The genus Partula was presumed to have been established around 1.5 million BC.

==Description==
As with other Partula species, P. turgida measured under two centimeters. It was stated to cover less than two feet of distance annually. P. turgida consumed algae found on tree leaves, as well as dead vegetation.

==Distribution and habitat==
Partula turgida was endemic to Ra'iātea, French Polynesia.

==Extinction==
Partula turgida began significantly decreasing at the beginning of the 20th century, partially due to habitat loss, but more significantly due to the introduction of African giant land snails (Lissachatina fulica). Foreigners brought the African giant land snails to the region as "foodstuffs" in 1967, though some sources claim they were also used as "garden ornaments". Shortly after their introduction, the African giant land snails began decimating the native Partula turgida population. In the 1970s, conservationists imported the rosy wolf snail (Euglandina rosea) to reduce the African giant land snail's population. However, the rosy wolf snail preferred Partula species over the African giant land snails, causing the extinction of 27 tree snail species within a decade of its introduction.

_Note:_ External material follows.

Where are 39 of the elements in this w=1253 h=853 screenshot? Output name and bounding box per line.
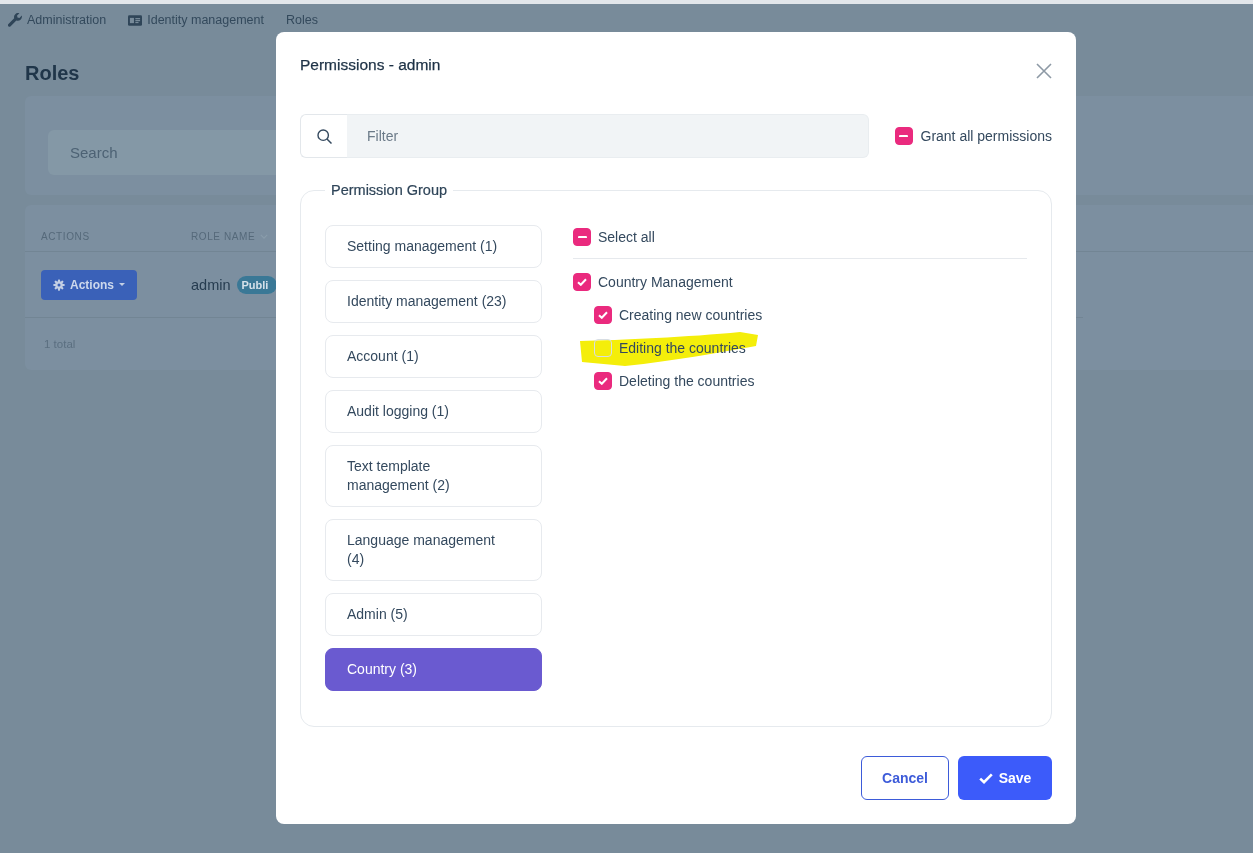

As an additional conservation effort, a captive breeding program was initiated at the London Zoo in the early 1990s, including 296 P. turgida. Within a few years however, many of the captured specimens had died, with the P. turgida population dropping under 10. Post-mortem analyses of the snails indicated they had been infected by fungi likely belonging to the microsporidian genus Steinhausia. Because species of this genus typically infect aquatic snails, researchers believed the snail deaths may have been caused by a new species.'

The last known Partula turgida, Turgi, died 31 January 1996 at the London Zoo. After Turgi's death, the zoo erected a tombstone stating, "1.5 million years BC to January 1996" to mark the species' extinction. Turgi was named in the 2022 children's book The Late, Great Endlings: Stories of the Last Survivors, written by Deborah Kerbel and illustrated by Aimee van Drimmelen.

Partula turgidas population decrease and eventual extinction was closely watched and documented. It also marked the first known instance of a parasite causing a species' extinction.